With support from the Analytical and Surface Chemistry Program in the Division of Chemistry, Professor Marcel Utz and his group at the University of Virginia are working to combine the advantages of microfluidic devices and magnetic resonance spectroscopy (MRS). Similar to the more widely-known magnetic resonance imaging (MRI), MRS is a powerful method of chemical analysis which allows identification of chemical compounds as well as the detailed study of biological molecules such as proteins and nucleic acids. It is particularly well-suited to detect many different metabolites in biological systems simultaneously. Microfluidic devices are miniaturized chemical laboratories on a chip which allow precise control of very small amounts of liquids in complicated fluidic networks. They enable integration of laboratory procedures into a simple and expandable platform, often with huge improvements in cost, reliability, and throughput. The Utz group seeks to develop an efficient method to extract MRS spectra directly from samples inside microfluidic devices, without the need to transfer liquid from the chip to the MRS spectrometer.
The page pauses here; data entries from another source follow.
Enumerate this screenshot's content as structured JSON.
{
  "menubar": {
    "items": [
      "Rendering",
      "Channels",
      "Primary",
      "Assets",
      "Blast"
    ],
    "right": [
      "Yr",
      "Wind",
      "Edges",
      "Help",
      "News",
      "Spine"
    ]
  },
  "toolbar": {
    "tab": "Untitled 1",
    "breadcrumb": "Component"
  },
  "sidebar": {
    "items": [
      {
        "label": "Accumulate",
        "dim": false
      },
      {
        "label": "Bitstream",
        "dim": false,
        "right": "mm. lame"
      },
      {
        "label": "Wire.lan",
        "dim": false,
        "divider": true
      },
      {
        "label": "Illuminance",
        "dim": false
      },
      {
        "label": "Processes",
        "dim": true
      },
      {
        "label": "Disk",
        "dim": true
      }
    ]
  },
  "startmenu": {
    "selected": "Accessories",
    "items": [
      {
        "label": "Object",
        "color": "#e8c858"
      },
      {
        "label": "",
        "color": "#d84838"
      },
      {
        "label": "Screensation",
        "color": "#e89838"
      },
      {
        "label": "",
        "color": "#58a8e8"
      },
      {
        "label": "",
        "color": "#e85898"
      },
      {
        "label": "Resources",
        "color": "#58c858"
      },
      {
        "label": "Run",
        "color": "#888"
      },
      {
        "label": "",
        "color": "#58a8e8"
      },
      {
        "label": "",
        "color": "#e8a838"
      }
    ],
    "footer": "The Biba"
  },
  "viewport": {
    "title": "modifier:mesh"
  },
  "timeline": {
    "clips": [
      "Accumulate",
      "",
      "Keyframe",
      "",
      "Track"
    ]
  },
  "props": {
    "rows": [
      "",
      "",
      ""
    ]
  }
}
To achieve this, magnetic inductive coupling is being used to focus the sensitivity of the spectrometer onto specific fluidic chambers on the chip. This will enable new tools for research as well as medical diagnostics based on the simultaneous detection of a large number of metabolites.
The project is highly interdisciplinary, bringing together microfabrication, electrical engineering, chemistry, and spectroscopy. It provides an ideal learning and training environment for postdoctoral research associates as well as graduate and undergraduate students. It also provides summer research experiences for school students and teachers, familiarizing them with an exciting area of scientific inquiry.
Microfluidics is the chemical equivalent of microelectronics. Instead of an electrical circuit, a microfluidic chip integrates a chemical or biological reactor on a compact platform. Nuclear Magnetic Resonance (NMR) Spectroscopy is a close relative to Magnetic Resonance Imaging (MRI), which is widely used in medical diagnostics. Instead of providing images of the body, NMR spectroscopy provides a powerful tool for chemical analysis of biological samples, such as cells, blood serum, or urine. However, NMR spectroscopy, like MRI, relies on rather large equipment. Integrating it with microfluidic technology, therefore, presents important scientific and engineering challenges. Obtaining NMR spectra requires strong magnetic fields, which can only be produced by powerful superconducting magnets. These cannot be miniaturized, and it is therefore not possible to integrate an entire NMR spectrometer onto a microfluidic chip. Instead, we have taken the opposite approach: we make it convenient and efficient to insert the microfluidic chip into a conventional NMR spectrometer. Since NMR spectroscopy relies on radio signals, we have developed a new way to extract these signals from liquids on the chip wirelessly. This is important, because it allows to simply insert the chip and measure the spectrum, without any need to connect wires to it. We anticipate that the technology we developed will find broad use in scientific research, but also in the development of new drugs and in medical diagnostics.